Erneut, die Tatsache, dass du hier sagst, ich hätte es so dargestellt, dass die Siedlungspolitik die Hauptursache für Antisemitismus oder den Nahost-Konflikt sei, geht MEILENWEIT an dem vorbei, was ich geschrieben habe. Ich habe lediglich geschrieben, dass der Siedlungsbau eine Eskalation des Nahost-Konfliktes seitens Israels ist (bestreitest du das?!?) und dass die Vertreibung arabischer Menschen durch fundamental-religiöse Israelis ein Mobilisierungsfaktor für Antisemiten / Islamisten ist, einer von vielen.

Es ist keine Unterstellung. Das höchste, was du von dir gibst - durch alle Threads zu diesem Thema hindurch - ist, dass du nie gesagt hast, dass „du den Bau illegaler Siedlung gutheißen“ würdest. Eine klare Verurteilung sieht anders aus. Gleichzeitig streitest du jeden Zusammenhang zwischen der Vertreibung von Palästinensern durch den Siedlungsbau und der stärkeren Ausbreitung von Antisemitismus in der arabischen Welt kategorisch ab, was ich für absolut weltfremd halte.
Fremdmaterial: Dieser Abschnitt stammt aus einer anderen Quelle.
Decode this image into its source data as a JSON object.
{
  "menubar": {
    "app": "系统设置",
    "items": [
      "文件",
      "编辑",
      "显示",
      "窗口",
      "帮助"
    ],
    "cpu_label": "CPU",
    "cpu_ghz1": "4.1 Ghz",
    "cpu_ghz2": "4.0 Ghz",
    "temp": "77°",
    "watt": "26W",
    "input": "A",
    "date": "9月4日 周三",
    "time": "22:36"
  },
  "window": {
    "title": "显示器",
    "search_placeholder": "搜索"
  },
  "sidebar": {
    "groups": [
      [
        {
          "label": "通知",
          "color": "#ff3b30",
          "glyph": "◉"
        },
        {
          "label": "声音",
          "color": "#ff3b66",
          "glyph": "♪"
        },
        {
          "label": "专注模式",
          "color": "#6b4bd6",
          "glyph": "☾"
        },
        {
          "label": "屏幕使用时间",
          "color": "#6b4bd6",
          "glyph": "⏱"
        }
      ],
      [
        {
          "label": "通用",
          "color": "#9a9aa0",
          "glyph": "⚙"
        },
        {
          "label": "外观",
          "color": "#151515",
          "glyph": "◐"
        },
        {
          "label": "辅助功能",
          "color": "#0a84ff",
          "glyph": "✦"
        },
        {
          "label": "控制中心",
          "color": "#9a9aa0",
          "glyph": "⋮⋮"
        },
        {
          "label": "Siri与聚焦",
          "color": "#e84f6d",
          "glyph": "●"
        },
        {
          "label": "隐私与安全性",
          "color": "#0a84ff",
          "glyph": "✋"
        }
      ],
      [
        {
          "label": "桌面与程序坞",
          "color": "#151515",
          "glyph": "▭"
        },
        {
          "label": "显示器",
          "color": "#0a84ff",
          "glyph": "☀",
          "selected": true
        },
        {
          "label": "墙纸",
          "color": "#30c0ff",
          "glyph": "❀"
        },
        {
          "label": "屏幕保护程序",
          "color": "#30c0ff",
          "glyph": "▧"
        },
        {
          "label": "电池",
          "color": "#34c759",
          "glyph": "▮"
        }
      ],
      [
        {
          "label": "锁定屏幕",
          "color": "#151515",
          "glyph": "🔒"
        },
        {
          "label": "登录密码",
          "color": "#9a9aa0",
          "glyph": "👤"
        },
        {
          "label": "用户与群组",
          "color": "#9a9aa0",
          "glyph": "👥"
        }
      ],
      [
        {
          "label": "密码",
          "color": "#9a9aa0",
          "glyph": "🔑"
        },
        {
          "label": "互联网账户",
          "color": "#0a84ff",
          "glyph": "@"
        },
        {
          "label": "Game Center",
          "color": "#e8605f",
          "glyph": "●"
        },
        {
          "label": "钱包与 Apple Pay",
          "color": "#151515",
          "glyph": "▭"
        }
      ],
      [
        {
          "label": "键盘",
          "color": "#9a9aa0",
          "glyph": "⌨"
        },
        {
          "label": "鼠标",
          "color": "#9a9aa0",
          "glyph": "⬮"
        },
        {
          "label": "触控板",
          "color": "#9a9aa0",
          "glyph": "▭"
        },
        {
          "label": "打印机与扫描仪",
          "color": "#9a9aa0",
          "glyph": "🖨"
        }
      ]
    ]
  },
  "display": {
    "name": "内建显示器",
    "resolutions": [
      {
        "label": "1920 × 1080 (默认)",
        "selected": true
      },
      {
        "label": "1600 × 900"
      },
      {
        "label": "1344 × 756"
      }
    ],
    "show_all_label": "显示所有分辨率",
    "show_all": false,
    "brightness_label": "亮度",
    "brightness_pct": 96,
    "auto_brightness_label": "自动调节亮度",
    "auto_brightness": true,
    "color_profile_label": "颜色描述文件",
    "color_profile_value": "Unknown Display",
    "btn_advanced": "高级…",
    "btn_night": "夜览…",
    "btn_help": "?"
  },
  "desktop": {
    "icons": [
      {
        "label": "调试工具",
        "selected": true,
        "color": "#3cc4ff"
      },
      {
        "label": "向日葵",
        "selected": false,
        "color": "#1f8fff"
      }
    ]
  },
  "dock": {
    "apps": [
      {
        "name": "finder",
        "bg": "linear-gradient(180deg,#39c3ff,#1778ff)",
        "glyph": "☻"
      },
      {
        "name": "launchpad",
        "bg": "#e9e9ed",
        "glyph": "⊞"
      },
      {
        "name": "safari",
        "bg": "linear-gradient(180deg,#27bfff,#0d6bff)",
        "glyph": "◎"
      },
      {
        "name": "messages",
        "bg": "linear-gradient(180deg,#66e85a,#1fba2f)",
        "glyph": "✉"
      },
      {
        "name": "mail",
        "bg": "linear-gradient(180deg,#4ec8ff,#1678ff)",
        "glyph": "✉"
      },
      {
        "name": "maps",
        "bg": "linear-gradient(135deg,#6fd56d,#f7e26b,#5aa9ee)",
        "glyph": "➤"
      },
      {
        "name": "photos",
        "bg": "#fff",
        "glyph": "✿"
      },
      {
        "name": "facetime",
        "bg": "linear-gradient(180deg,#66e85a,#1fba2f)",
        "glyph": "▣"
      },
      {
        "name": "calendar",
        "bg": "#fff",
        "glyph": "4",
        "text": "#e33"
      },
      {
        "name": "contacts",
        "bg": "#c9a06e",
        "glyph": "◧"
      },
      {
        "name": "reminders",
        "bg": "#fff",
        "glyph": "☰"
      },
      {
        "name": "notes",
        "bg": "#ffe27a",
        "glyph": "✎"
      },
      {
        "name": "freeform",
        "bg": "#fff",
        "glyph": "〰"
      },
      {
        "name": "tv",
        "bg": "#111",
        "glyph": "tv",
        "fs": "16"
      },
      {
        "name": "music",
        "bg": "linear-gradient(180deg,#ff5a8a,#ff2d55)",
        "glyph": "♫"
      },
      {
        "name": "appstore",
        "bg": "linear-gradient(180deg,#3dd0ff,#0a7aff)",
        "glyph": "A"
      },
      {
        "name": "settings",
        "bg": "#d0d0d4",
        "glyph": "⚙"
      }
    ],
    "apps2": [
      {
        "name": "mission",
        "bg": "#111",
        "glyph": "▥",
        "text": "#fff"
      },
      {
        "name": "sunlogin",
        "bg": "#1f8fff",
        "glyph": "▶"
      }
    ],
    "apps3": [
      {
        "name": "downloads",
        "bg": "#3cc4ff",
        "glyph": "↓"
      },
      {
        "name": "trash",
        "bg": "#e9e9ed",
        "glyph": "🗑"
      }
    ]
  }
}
Wie einen Beitrag weiter oben gesagt: Ich könnte problemlos damit leben, wenn du sagen würdest, dass du die Auswirkungen des ganz klar illegalen Siedlungsbaus als nicht so gravierend ansiehst, aber ihn komplett abzustreiten ist in etwa so, als würdest du komplett abstreiten, dass jede Vergewaltigung und jeder Mord durch einen Asylbewerber in Deutschland dazu führen würde, dass die Stimmung weiter gegen Migration kippt. Man kann gleichzeitig für Migration sein und dennoch akzeptieren, dass natürlich jeder Mord und jede Vergewaltigung durch einen Migranten, die durch die Medien geht, von rechtsextremen Parteien (erfolgreich!) ausgeschlachtet wird und diesen Parteien neue Mitstreiter beschert. Das damit abzustreiten, dass „Nazipartei xyz ja ohnehin komplett rassistisch ist“ ist einfach völlig realitätsfern. Genau das tust du aber im Hinblick auf den Siedlungsbau im Nahost-Konflikt.
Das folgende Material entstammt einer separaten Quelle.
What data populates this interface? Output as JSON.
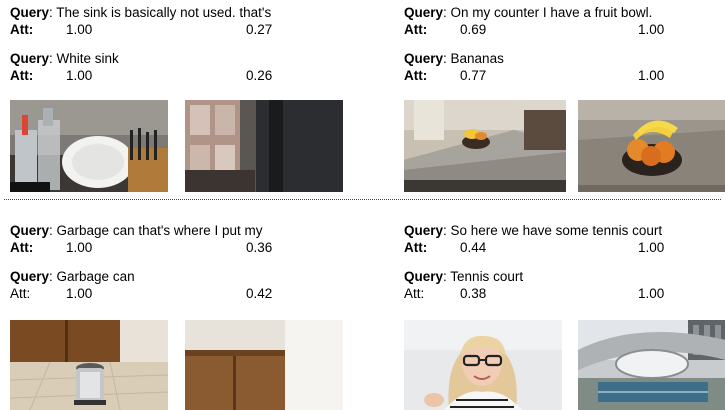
{
  "panels": [
    {
      "queries": [
        {
          "q_label": "Query",
          "q_text": ": The sink is basically not used. that's",
          "att_label": "Att:",
          "att_bold": true,
          "att1": "1.00",
          "att2": "0.27"
        },
        {
          "q_label": "Query",
          "q_text": ": White sink",
          "att_label": "Att:",
          "att_bold": true,
          "att1": "1.00",
          "att2": "0.26"
        }
      ]
    },
    {
      "queries": [
        {
          "q_label": "Query",
          "q_text": ": On my counter I have a fruit bowl.",
          "att_label": "Att:",
          "att_bold": true,
          "att1": "0.69",
          "att2": "1.00"
        },
        {
          "q_label": "Query",
          "q_text": ": Bananas",
          "att_label": "Att:",
          "att_bold": true,
          "att1": "0.77",
          "att2": "1.00"
        }
      ]
    },
    {
      "queries": [
        {
          "q_label": "Query",
          "q_text": ": Garbage can that's where I put my",
          "att_label": "Att:",
          "att_bold": true,
          "att1": "1.00",
          "att2": "0.36"
        },
        {
          "q_label": "Query",
          "q_text": ": Garbage can",
          "att_label": "Att:",
          "att_bold": false,
          "att1": "1.00",
          "att2": "0.42"
        }
      ]
    },
    {
      "queries": [
        {
          "q_label": "Query",
          "q_text": ": So here we have some tennis court",
          "att_label": "Att:",
          "att_bold": true,
          "att1": "0.44",
          "att2": "1.00"
        },
        {
          "q_label": "Query",
          "q_text": ": Tennis court",
          "att_label": "Att:",
          "att_bold": false,
          "att1": "0.38",
          "att2": "1.00"
        }
      ]
    }
  ]
}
Gratulation, wir haben wieder einen Thread komplett mit einer Diskussion derailed, die wir schon fünf Millionen Mal über Hunderte von Beiträgen geführt haben und in der du, wie du hier zeigst, mich immer noch völlig falsch verstehst und darstellst, weil es einfach nicht in deinen Kopf zu gehen scheint, dass man gleichzeitig Pro-Israel sein kann und trotzdem die Siedlungspolitik als klare Völkerrechtsverletzung, die den Konflikt weiter anheizt, sehen kann. Statt dessen willst du mir ständig unterstellen, ich würde Antisemitismus nicht ernst genug nehmen oder sei gar gegen Israel.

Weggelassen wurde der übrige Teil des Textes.